Pukul 22.00 kami masih di taman mamaku lagi ke luar kota aman. Tenang.

"Din, pulang yuk" ujar Arnold padaku aku mengangguk, dibantu Arnold berdiri lalu sepanjang jalan Arnold merangkul pundakku.

"Kok diem aja sih? Mana kamu yang bawel?" tanya Arnold padaku dengan nada bicara uang memelas. Ya ampun, pacar baruku. Eh?

"Aku masih gak percaya, aku bisa jadian sama kamu aku gak percaya Arnold, sekarang kalo aku pingsan tiba tiba tolongin aku ya, aku antara sadar sama enggak" ujarku sesekali menatap mata coklat milik Arnold. Teduh! Iya itu yang kurasakan.

"bisa aja ya kamu Din" ujar Arnold seraya mengacak acak rambutku. "Berantakan tau, tuh kan pitanya lepas" ujaku sebal karena Arnold mengacak ngacak rambutku lalu pita putihnya lepas.

"Sorry Din gak sengaja deh beneran, sini aku benerin" ujar Arnold lalu terkekeh kecil sambil memasang kembali pita itu di rambutku, senyum itu tidak hilang dari bibirku.

****

Kak Nau berdiri di depan pintu dengan tatapan tajam yang saat ini menatapku. Aku bingung dengan maksud tatapannya.

Saat aku masuk ke dalam rumah lenganku di tahan oleh sangat kuat hingga terlihat merah.

"Lo pacaran sama Arnold?" tanya Kak Nau tajam dan penuh penekanan. Aku hanya terkekeh "iya. Kenapa? Gua sayang sama dia" ujarku santai tanpa mempedulikan tatapan kak Nau dan cengkraman Kak Nau di lenganku.

"Lo mikir gak sih? Otak lo tuh di mana? Punya otak tuh di pake. Dia tuh adek pacar gua, sedangkan lo malah pacaran sama dia. gua sama Dewi mau tunangan! Lo gila ya? Lo mau ngerusak kebahagian gua Din!?" ujar kak Nau penuh amarah aku menatapnya dengan tatapan tajam

"Lo gak mikir kak? Gimana terpuruknya gua saat di tinggal Reihan! Sampe pada akhirnya gua daperin Arnold. Kenapa lo malah nentang hubungan gua sama dia? Lo gak mau liat gua bahagia? Hah? Lo kira enak hidup dalam bayang banyang orang yang udah meninggal, lo gak tau rasanya jadi gua kak, gak usah sok tau dan gak usah ngurusin hidup gua kak! Gua bisa ngurus hidup gua sendiri" ujarku penuh penekanan, hatiku emosi saat ini dan pada akhirnya air mata itu jatuh.

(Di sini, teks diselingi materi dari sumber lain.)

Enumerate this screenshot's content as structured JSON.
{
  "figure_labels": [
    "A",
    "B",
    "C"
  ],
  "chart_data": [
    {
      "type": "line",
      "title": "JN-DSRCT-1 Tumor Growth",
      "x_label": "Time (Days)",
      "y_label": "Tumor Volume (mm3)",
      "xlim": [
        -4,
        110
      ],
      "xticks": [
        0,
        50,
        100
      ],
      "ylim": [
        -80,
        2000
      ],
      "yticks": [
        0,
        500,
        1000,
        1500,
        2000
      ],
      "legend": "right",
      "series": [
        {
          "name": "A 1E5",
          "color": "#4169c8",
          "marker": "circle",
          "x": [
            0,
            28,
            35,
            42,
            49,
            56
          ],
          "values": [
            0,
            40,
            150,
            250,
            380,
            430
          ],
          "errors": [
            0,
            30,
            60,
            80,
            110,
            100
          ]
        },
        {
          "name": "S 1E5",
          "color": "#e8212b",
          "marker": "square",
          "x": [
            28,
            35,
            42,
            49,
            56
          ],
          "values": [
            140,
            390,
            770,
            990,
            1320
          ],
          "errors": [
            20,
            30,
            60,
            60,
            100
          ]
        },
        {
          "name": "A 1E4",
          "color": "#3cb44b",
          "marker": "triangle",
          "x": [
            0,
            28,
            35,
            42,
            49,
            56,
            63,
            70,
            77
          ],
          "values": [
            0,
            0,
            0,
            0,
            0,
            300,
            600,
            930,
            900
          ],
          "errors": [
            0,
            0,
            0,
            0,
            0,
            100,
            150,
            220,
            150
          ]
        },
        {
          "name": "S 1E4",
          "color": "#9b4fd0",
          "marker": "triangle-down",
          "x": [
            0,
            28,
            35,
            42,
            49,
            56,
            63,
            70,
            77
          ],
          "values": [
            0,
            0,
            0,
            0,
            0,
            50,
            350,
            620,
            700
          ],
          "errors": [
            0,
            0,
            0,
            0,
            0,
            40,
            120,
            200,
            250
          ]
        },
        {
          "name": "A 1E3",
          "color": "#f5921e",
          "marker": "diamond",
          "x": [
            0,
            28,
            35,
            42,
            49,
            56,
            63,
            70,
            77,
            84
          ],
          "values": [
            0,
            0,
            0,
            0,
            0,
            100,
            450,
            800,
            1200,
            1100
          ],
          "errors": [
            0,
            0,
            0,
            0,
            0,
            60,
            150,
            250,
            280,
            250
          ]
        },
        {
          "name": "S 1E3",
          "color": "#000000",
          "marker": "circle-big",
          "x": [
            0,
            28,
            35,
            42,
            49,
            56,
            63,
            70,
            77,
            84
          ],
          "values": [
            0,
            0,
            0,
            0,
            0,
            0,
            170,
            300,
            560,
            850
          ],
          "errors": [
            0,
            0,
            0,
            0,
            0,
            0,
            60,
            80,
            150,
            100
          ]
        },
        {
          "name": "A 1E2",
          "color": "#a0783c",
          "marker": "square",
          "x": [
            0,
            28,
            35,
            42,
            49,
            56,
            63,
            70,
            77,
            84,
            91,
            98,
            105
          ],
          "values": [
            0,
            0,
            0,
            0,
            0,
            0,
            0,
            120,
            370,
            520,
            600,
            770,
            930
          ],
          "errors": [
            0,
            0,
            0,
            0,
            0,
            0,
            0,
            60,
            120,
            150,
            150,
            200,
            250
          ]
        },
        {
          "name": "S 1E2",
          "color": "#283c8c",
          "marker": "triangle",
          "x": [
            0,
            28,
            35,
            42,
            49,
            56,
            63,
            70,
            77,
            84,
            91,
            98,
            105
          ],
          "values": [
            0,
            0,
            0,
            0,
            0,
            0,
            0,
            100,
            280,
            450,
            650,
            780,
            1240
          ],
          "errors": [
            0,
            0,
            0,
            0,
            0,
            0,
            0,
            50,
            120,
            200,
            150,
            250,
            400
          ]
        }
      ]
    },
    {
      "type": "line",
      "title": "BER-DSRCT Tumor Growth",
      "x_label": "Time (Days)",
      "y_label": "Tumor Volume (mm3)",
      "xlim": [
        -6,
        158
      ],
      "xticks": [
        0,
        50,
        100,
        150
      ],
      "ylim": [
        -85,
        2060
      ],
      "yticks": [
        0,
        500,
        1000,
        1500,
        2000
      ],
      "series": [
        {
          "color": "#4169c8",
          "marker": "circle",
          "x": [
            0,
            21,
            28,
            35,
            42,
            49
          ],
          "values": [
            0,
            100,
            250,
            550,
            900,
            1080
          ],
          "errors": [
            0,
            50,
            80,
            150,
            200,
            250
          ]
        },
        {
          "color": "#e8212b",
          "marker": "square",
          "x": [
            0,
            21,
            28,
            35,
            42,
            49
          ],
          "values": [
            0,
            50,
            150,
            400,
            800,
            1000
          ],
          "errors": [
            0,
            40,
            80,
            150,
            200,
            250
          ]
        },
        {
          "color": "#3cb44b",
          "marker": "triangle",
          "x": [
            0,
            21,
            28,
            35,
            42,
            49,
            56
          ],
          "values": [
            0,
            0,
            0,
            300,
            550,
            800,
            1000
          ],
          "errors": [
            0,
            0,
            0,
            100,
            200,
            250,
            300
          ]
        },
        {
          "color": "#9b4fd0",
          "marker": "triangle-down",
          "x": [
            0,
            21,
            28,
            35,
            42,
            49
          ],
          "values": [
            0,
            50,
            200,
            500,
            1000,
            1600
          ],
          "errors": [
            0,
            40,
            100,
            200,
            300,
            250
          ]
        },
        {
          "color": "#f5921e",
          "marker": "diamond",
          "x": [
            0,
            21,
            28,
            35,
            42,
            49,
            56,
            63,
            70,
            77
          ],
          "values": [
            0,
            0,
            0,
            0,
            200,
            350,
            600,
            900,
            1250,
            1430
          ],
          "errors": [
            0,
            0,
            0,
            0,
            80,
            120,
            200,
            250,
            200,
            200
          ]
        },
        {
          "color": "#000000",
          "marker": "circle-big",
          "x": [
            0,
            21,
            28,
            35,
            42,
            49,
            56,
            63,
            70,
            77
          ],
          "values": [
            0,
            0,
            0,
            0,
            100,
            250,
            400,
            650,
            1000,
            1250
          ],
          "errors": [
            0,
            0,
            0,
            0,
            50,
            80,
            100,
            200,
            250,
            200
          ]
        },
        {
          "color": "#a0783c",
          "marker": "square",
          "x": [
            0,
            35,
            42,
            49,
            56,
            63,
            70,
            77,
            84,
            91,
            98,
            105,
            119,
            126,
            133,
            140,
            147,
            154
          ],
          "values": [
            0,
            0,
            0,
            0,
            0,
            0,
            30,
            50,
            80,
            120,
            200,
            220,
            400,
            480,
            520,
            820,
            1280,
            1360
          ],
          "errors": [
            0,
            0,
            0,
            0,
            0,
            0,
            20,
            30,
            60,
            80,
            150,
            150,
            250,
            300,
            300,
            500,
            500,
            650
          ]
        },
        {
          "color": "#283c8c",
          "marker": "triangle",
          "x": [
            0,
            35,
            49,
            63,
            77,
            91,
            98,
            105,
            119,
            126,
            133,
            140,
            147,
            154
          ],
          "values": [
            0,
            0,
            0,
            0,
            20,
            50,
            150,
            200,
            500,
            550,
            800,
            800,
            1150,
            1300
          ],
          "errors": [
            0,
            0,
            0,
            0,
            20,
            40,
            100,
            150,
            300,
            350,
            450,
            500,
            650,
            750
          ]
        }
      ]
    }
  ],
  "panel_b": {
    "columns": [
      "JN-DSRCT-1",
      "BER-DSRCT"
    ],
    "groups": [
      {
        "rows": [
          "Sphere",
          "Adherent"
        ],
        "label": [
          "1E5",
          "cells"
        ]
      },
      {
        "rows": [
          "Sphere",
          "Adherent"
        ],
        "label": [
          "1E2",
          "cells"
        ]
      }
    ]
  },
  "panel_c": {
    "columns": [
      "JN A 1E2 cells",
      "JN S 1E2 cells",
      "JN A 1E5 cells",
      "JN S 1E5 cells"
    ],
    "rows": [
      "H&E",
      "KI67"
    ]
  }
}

"Gua gak peduli, gua gak mau tau sekarang juga lo putus sama Arnold" ujar Kak Nau penuh amarah dan menunjuk tempat mobil Arnold Parkir.

Aku terdiam sejenak mencerna kara kata Kak Nau. Aku benci Dia. "Lo egois kak!" ujarku pelan tetapi penuh penekanan disana. Kak Nau yang masih menggenggang erat lenganku, dengan segera aku melepaskannya secara kasar hingga lenganku berdarah karena tergores kuku milik Kak Nau.

Aku kecewa pada Kak Nau!
Dia terlalu egois!

Aku masuk kamar dengan keadaan berantakan. Aku menangis sejadi jadinya tanpa mempedulikan suara telfon dari Handphoneku.

Sangat amat kecewa sana Kak Nau! Dia terlalu egois! Memikirkan dirinya sendiri.

Aku menyerah! Pada akhirnya aku mengangkat telfonnya. "Hallo" ujarku dengan suara serak.